With reference to point F) of the dispute (telemarketing carried out by the stores), what the Company asserted (see brief 12/5/22) i.e. that the stores cannot "contact telephone numbers not present in the lists provided by the company" ( so-called 'off-list' subjects; see provision 15 January 2020 n. 7, web doc. n. 9256486) and which, moreover, only high-spending customers are contacted does not allow exceeding what was declared by the same during the inspection, pursuant to art. 166 of the Code, and ascertained in the corporate systems, namely that: "also on the basis of the analysis of the CRM field, the personal data with the consent to send text messages or to receive promotional phone calls are treated, in reality, in both ways indicated (text message and telephone call with operator), due to the "model established and indicated by the German parent company in a standard format for the various European countries where we are present with stores." That is to say, in summary, that some high-spending customers - despite having given their consent only with regard to one of the two methods - were contacted using both methods.
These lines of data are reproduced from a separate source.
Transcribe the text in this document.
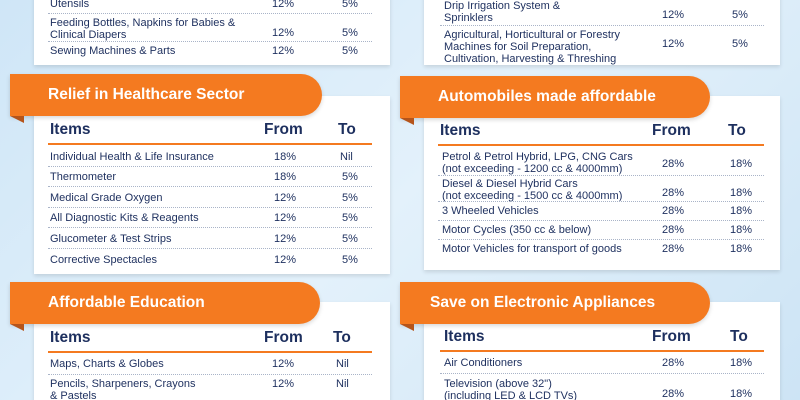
Utensils	12%	5%
Feeding Bottles, Napkins for Babies &
Clinical Diapers	12%	5%
Sewing Machines & Parts	12%	5%
Drip Irrigation System &
Sprinklers	12%	5%
Agricultural, Horticultural or Forestry
Machines for Soil Preparation,
Cultivation, Harvesting & Threshing
12%	5%
Relief in Healthcare Sector
Items	From To
Individual Health & Life Insurance	18%	Nil
Thermometer	18%	5%
Medical Grade Oxygen	12%	5%
All Diagnostic Kits & Reagents	12%	5%
Glucometer & Test Strips	12%	5%
Corrective Spectacles	12%	5%
Automobiles made affordable
Items	From To
Petrol & Petrol Hybrid, LPG, CNG Cars
(not exceeding - 1200 cc & 4000mm)	28%	18%
Diesel & Diesel Hybrid Cars
(not exceeding - 1500 cc & 4000mm)	28%	18%
3 Wheeled Vehicles	28%	18%
Motor Cycles (350 cc & below)	28%	18%
Motor Vehicles for transport of goods	28%	18%
Affordable Education
Items	From To
Maps, Charts & Globes	12%	Nil
Pencils, Sharpeners, Crayons
& Pastels
12%	Nil
Save on Electronic Appliances
Items	From	To
Air Conditioners	28%	18%
Television (above 32")
(including LED & LCD TVs)	28%	18%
Furthermore, in its defense writings, the Company has expressed its awareness of the critical issues that emerged during the inspection, declaring that it has taken steps to promptly intervene to improve the relative procedure and therefore its compliance with current legislation. Therefore, even taking into account the sporadic nature of the activity in question and the measures introduced by the Company, the violation of articles must be considered confirmed 5, par.2 and 24, of the Regulation, as well as, in a strictly connected way, of the art. 25, paragraph 1, of the Regulation. In this regard - taking into account above all the residual nature of the processing activity in question as well as the measures that the Company has ensured that it has already introduced - it is not necessary to adopt any corrective prescription.

Also with reference to point G) of the dispute (processing relating to the blog), given that the arguments put forward by Douglas - regarding the insignificant number of 'real' users who appear to have released comments and the forthcoming discontinuation of the same - are not suitable for exclude liability, the violation of the combined provisions of articles must be confirmed 5, par. 2 and 24, as well as article 13 of the Regulation, but - considering the sporadic and no longer current nature of the processing activity in question - it is not considered necessary to adopt any corrective prescription.

5. OVERALL RESULTS AND CONSEQUENT MEASURES TO BE ADOPTED.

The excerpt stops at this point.